The Arkansas Democrat-Gazette reported Sunday (http://bit.ly/1cjlwTw ) that Brad Choate is to speak to the Legislative Joint Auditing Committee on Friday. He told the newspaper that he can't comment about what he'll say because he signed an agreement with the university in February that prohibits him from disparaging top UA staff members, but said he appreciates the invitation to speak.
"I'm coming of my own free will, on my own time, at my own expense," said Choate, who headed UA's Division of University Advancement. "I appreciate the invitation to speak."
The only arenas in which Choate can speak critically are in court proceedings and audits, and Choate said Friday's legislative meeting will qualify because it's part of state auditors' investigation into the university fundraising division's overspending.

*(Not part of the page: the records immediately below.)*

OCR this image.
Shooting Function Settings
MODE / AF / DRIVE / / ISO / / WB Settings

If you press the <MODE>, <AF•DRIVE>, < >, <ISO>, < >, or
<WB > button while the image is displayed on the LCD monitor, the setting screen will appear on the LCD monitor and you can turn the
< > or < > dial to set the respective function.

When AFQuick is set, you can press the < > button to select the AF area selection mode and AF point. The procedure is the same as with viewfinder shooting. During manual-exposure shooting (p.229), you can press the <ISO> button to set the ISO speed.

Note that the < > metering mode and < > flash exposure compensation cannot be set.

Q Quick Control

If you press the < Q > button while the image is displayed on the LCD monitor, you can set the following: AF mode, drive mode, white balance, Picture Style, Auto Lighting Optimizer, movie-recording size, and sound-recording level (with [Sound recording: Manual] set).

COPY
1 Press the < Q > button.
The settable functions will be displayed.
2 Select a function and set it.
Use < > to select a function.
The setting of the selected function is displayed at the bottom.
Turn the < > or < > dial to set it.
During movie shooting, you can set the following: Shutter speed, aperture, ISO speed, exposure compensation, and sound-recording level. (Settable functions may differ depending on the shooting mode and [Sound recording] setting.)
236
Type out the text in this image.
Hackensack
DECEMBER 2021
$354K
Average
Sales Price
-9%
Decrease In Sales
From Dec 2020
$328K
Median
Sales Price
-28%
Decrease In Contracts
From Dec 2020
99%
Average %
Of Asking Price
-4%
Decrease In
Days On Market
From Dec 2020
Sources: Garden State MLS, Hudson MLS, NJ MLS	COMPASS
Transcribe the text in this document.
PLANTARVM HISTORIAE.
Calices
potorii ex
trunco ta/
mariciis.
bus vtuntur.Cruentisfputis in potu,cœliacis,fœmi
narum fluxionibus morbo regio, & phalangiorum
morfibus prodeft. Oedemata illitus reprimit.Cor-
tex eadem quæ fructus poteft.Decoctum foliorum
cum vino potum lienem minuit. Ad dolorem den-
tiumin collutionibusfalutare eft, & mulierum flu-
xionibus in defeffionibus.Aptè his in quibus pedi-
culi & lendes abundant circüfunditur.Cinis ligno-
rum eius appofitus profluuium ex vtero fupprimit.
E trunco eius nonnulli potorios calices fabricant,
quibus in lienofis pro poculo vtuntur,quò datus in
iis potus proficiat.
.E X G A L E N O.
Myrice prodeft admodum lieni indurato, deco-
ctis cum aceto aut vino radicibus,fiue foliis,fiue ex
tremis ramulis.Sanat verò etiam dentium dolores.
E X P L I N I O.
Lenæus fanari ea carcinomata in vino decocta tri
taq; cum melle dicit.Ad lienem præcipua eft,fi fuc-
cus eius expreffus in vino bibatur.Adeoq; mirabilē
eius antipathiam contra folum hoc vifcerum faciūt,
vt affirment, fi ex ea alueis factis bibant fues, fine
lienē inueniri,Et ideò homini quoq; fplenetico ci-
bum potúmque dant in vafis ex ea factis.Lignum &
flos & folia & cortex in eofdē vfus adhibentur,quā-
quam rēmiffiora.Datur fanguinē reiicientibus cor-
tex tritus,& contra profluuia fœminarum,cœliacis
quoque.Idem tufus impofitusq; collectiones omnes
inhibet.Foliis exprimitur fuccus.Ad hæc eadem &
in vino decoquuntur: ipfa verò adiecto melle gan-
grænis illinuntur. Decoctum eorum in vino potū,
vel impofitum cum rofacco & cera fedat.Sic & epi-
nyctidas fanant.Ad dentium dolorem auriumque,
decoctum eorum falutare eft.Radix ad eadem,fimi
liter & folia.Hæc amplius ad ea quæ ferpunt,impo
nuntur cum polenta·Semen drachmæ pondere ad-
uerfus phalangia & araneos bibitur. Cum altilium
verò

UA Chancellor G. David Gearhart and state auditors have said Choate and budget officer Joy Sharp, who also lost her job because of the deficit, didn't monitor the division's spending and that Sharp made accounting errors. But state auditors also criticized accounting by UA finance officials and questioned whether those officials disclosed all information to auditors.
Sharp was also invited to speak to the committee. Legislators said she hasn't said whether she will attend and she did not respond to phone calls for comment.
Like Choate, Sharp has not been subpoenaed, so her attendance would be voluntary.
"Anybody makes mistakes and bad judgments, those things happen," state Sen. Bryan King, R-Green Forest, co-chairman of the Joint Auditing Committee said. "But anytime you have a problem, you want to hear the whole story."
"We want to hear from Mr. Choate and Ms. Sharp," said King. "Chancellor Gearhart has said Mr. Choate was responsible. I think we want to hear (Choate's) side of the story."
Gearhart was also expected to appear before the legislative committee.
The Legislative Joint Auditing Committee's role is "to provide guidance and accountability standards" for state agencies, according to the Division of Legislative Audit's website.
King said that is what lawmakers hope to do when they meet Friday. After the hearing into the UA-Fayetteville fundraising division's financial troubles, the lawmakers could decide to send information to prosecutors for investigation, close their examination, or to keep the audit open for a further look.